All bodies, planets and moons, are subject to the same principles of physics. So by working together, researchers looking at Earth and those looking at our planetary neighbours can really test their models of the processes taking place and gain new insights into both.
Planetary scientist Ralph Lorenz, at the Johns Hopkins University Applied Physics Laboratory in the USA, found Harrison's results key to making sense of data from Huygens, which descended by parachute through Titan's atmosphere in January 2005.
The Surface Science Package (SSP) on board Huygens included a set of tilt sensors which measured motions of the probe during its descent. These tilt sensors act much like a drink in a glass, using a small slug of liquid to measure the tilt angle.
As the probe plummeted under the parachute through Titan’s atmosphere, there was a lot of buffeting, even though the air itself was fairly still. Knowing the signature of cloud-induced turbulence in Harrison's balloon data from Earth inspired Lorenz to look for a similar effect in the Huygens data using the tilt sensor.
“Huygens’ tilt history was just this long, squiggly, complex mess, but seeing the fingerprint of cloud turbulence in Harrison's work showed me what to look for,” said Lorenz.
Armed with that information, Lorenz found that a 20-minute period of Huygens' 2.5-hour descent, around an altitude of 20 km, was affected by this kind of in-cloud turbulence. Having experimented with instrumentation on small models, even frisbees, to understand the dynamics of aerospace vehicles like the probe, Lorenz was familiar with the sensors used by Harrison.
Lorenz’s analysis helped identify a turbulent cloud layer in Titan’s atmosphere - a significant result for the investigation of Titan’s meteorology. In the process, he also found a way to improve Harrison's magnetic sensor arrangement on the weather balloon, simply by changing its orientation.
Mark Leese, Project Manager for the SSP on Huygens at The Open University said “We knew Huygens had a bumpy ride down to Titan’s surface. Now we can separate out twenty minutes of air turbulence – probably due to a cloud layer - from other effects such as cross winds or air buffeting due to the irregular shape of the probe.”
Reference: Lorenz's analysis ‘Descent motions of the Huygens probe as measured by the Surface Science Package (SSP): turbulent evidence for a cloud layer’, by R. Lorenz, J. Zarnecki, M. Towner, M. Leese, A. Ball, B. Hathi, A. Hagermann and N. Ghafoor, in the online version of the Planetary and Space Science journal. It is expected to appear in print in November this year.
The original work by Harrison and Hogan was published last year in the Journal of Atmospheric and Oceanic Technology, in a paper titled ‘In Situ Atmospheric Turbulence Measurement Using the Terrestrial Magnetic Field— A Compass for a Radiosonde’ by R. Harrison and R. Hogan.
An exchange of ideas between Lorenz and Harrison appears in the August 2007 issue of the Journal of Oceanic and Atmospheric Technology.

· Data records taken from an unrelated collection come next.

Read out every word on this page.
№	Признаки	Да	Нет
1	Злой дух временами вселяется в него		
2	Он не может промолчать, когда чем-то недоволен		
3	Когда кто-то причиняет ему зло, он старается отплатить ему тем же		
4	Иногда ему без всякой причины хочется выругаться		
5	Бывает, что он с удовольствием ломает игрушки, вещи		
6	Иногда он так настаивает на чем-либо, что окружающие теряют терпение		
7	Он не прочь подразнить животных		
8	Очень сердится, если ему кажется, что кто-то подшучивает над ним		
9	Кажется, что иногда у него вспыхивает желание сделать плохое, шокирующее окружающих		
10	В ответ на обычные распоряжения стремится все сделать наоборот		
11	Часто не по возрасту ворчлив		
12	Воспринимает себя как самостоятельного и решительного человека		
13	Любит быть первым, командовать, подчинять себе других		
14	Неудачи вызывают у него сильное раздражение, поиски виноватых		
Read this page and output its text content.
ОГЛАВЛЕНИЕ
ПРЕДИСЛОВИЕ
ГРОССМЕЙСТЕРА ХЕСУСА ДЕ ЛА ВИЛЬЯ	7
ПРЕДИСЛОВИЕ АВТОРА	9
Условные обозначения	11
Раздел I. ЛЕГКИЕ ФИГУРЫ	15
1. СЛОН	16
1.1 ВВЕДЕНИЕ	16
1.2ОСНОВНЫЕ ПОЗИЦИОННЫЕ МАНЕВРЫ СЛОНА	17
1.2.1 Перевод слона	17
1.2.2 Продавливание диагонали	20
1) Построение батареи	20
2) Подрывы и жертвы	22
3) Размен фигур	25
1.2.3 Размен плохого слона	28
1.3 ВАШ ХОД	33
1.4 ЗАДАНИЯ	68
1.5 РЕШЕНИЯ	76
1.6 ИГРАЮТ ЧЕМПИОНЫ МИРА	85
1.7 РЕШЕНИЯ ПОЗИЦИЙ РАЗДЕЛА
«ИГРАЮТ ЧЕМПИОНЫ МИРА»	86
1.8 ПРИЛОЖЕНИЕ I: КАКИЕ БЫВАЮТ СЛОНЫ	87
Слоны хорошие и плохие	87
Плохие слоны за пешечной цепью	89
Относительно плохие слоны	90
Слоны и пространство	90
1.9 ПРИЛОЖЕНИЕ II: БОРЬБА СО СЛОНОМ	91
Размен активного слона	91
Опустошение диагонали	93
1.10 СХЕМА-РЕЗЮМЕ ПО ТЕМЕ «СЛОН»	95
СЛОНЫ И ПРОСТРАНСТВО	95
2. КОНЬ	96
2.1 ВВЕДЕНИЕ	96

Harrison's work is supported by the Paul Instrument Fund of the Royal Society, Lorenz is supported by NASA's Cassini Project. The Science and Technology Facilities Council funds UK participation in the Cassini Huygens mission, in particular, the research at The Open University.
Weather balloons carry packages known as radiosondes, which take (sounding) measurements of air temperature, moisture and wind direction used for weather forecasting. The balloons are filled with helium or hydrogen gas and the measurements are sent back to the surface by radio. When the balloon bursts, usually at 15 to 20 km altitude, the instruments fall to earth by parachute.